Plenary Session with Dr. Sian Beilock
The brain registers social pain much in the same way that it registers physical pain. This fact puts a whole new spin on how to develop teamwork. For instance, team-work exercises that help people feel more physically connected may help foster mental connectedness as well. Beilock unpacks the most recent brain science to help your group perform at its best.
Sian Beilock is the eighth President of Barnard College. Previously, Sian was a professor of psychology and Executive Vice Provost at the University of Chicago. She recently received the National Academy of Sciences 2017 Troland Research Award, an award given to young investigators in recognition of outstanding achievement within experimental psychology. Sian’s work is primarily on performance, anxiety and why people “choke” under pressure.

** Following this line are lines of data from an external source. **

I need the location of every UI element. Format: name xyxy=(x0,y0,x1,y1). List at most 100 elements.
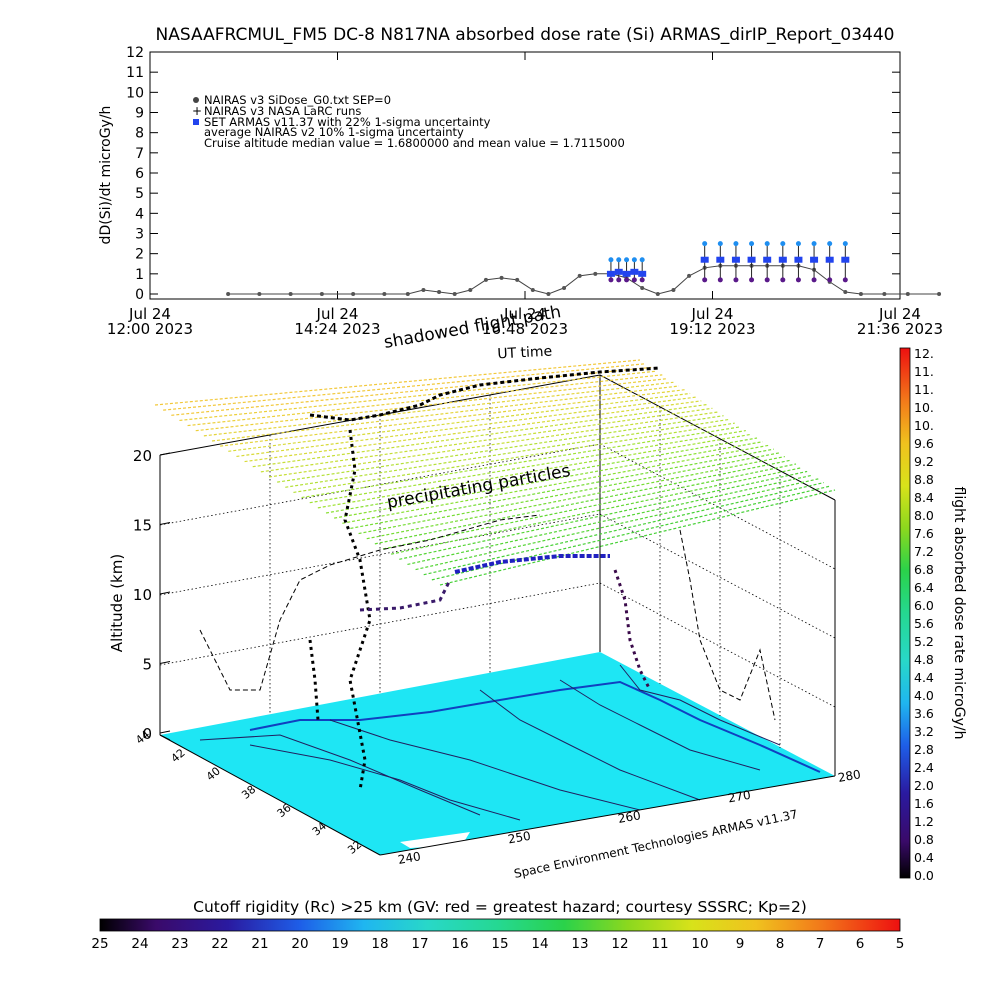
nairas-line xyxy=(228,265,940,295)
x-tick-label: Jul 24 xyxy=(503,305,546,323)
cutoff-tick-label: 23 xyxy=(171,936,188,952)
armas-upper xyxy=(795,241,801,247)
armas-point xyxy=(841,256,850,263)
legend: NAIRAS v3 SiDose_G0.txt SEP=0 + NAIRAS v… xyxy=(192,93,625,150)
nairas-point xyxy=(468,287,473,292)
colorbar-tick-label: 8.4 xyxy=(914,490,934,505)
armas-point xyxy=(825,256,834,263)
armas-lower xyxy=(764,277,770,283)
nairas-point xyxy=(937,292,942,296)
mesh-line xyxy=(244,400,702,463)
colorbar-tick-label: 2.0 xyxy=(914,778,934,793)
armas-upper xyxy=(624,257,630,263)
flight-path-3d xyxy=(199,366,776,791)
colorbar-label: flight absorbed dose rate microGy/h xyxy=(951,487,967,740)
altitude-tick-label: 15 xyxy=(133,517,152,535)
colorbar-tick-label: 5.6 xyxy=(914,616,934,631)
x-tick-label: Jul 24 xyxy=(316,305,359,323)
altitude-tick xyxy=(159,522,171,525)
cutoff-tick-label: 7 xyxy=(816,936,825,952)
nairas-point xyxy=(483,277,488,282)
armas-lower xyxy=(624,277,630,283)
series-layer xyxy=(226,241,942,296)
armas-lower xyxy=(702,277,708,283)
armas-lower xyxy=(717,277,723,283)
map-border xyxy=(199,734,481,816)
armas-lower xyxy=(780,277,786,283)
map-border xyxy=(619,664,781,746)
legend-entry-2: NAIRAS v3 NASA LaRC runs xyxy=(204,104,361,118)
mesh-line xyxy=(154,359,641,406)
nairas-point xyxy=(577,273,582,278)
mesh-line xyxy=(268,411,719,478)
y-axis-label: dD(Si)/dt microGy/h xyxy=(98,106,114,245)
armas-point xyxy=(731,256,740,263)
nairas-point xyxy=(452,292,457,296)
y-tick-label: 0 xyxy=(135,287,144,303)
cutoff-tick-label: 24 xyxy=(131,936,148,952)
armas-point xyxy=(700,256,709,263)
armas-upper xyxy=(811,241,817,247)
nairas-point xyxy=(640,285,645,290)
y-tick-label: 12 xyxy=(126,45,144,61)
armas-lower xyxy=(631,277,637,283)
colorbar-tick-label: 10. xyxy=(914,418,934,433)
mesh-line xyxy=(350,448,774,530)
mesh-line xyxy=(342,444,769,524)
y-tick-label: 2 xyxy=(135,247,144,263)
3d-box xyxy=(159,374,836,856)
mesh-line xyxy=(325,437,758,514)
flight-path-right xyxy=(613,569,652,691)
legend-entry-4: average NAIRAS v2 10% 1-sigma uncertaint… xyxy=(204,125,464,139)
armas-lower xyxy=(616,277,622,283)
map-floor-gap xyxy=(400,832,470,848)
altitude-tick xyxy=(159,661,171,664)
mesh-line xyxy=(382,463,797,550)
plot-frame xyxy=(149,51,901,300)
y-tick-label: 4 xyxy=(135,206,144,222)
mesh-line xyxy=(163,363,646,411)
nairas-point xyxy=(257,292,262,296)
colorbar-tick-label: 2.4 xyxy=(914,760,934,775)
nairas-point xyxy=(421,287,426,292)
armas-upper xyxy=(764,241,770,247)
mesh-line xyxy=(220,389,685,447)
cutoff-tick-label: 5 xyxy=(896,936,905,952)
altitude-tick-label: 20 xyxy=(133,447,152,465)
armas-point xyxy=(716,256,725,263)
cutoff-tick-label: 11 xyxy=(651,936,668,952)
armas-upper xyxy=(702,241,708,247)
colorbar-tick-label: 0.8 xyxy=(914,832,934,847)
y-tick-label: 8 xyxy=(135,126,144,142)
legend-plus-marker: + xyxy=(192,104,202,118)
mesh-line xyxy=(211,385,680,442)
colorbar-tick-label: 4.8 xyxy=(914,652,934,667)
legend-entry-1: NAIRAS v3 SiDose_G0.txt SEP=0 xyxy=(204,93,391,107)
x-tick-label: 19:12 2023 xyxy=(669,320,755,338)
armas-lower xyxy=(795,277,801,283)
nairas-point xyxy=(905,292,910,296)
colorbar-tick-label: 6.4 xyxy=(914,580,934,595)
mesh-line xyxy=(374,459,791,545)
x-tick-label: 16:48 2023 xyxy=(482,320,568,338)
mesh-line xyxy=(301,426,741,499)
colorbar-tick-label: 11. xyxy=(914,364,934,379)
nairas-point xyxy=(530,287,535,292)
cutoff-tick-label: 13 xyxy=(571,936,588,952)
legend-entry-3: SET ARMAS v11.37 with 22% 1-sigma uncert… xyxy=(204,115,491,129)
altitude-tick xyxy=(159,730,171,734)
cutoff-tick-label: 8 xyxy=(776,936,785,952)
nairas-point xyxy=(288,292,293,296)
x-tick-label: Jul 24 xyxy=(128,305,171,323)
mesh-line xyxy=(431,485,830,581)
flight-path-mid xyxy=(359,579,452,612)
mesh-line xyxy=(399,470,808,560)
colorbar-tick-label: 2.8 xyxy=(914,742,934,757)
cutoff-tick-label: 21 xyxy=(251,936,268,952)
colorbar-tick-label: 3.2 xyxy=(914,724,934,739)
colorbar-tick-label: 7.6 xyxy=(914,526,934,541)
armas-point xyxy=(606,270,615,277)
mesh-line xyxy=(228,392,691,452)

Her book, Choke: What the Secrets of the Brain Reveal About Getting It Right When You Have To, presents the latest neuroscience and psychology on what holds us back from working at our full potential. It’s a tour of the surprising factors that can undermine our confidence and sap at crucial mental faculties. We’ve all been there. The big presentation at an all-important meeting. The final exam in a tough course. The last putt at the last hole of a tense round of golf. You’re ready: you know the material, you’ve studied the books, you’ve practiced your swing. But as you watch the partners’ expectant looks — or struggle to focus on the page — or try to read the green as your friends snicker — you fail. You fumble. You choke. Why is so hard to show our strength under the gun? Conversely, why do some people thrive under pressure? Were they just born that way? Or can chokers learn how to keep their cool? Sian is here to tell you — yes, they can.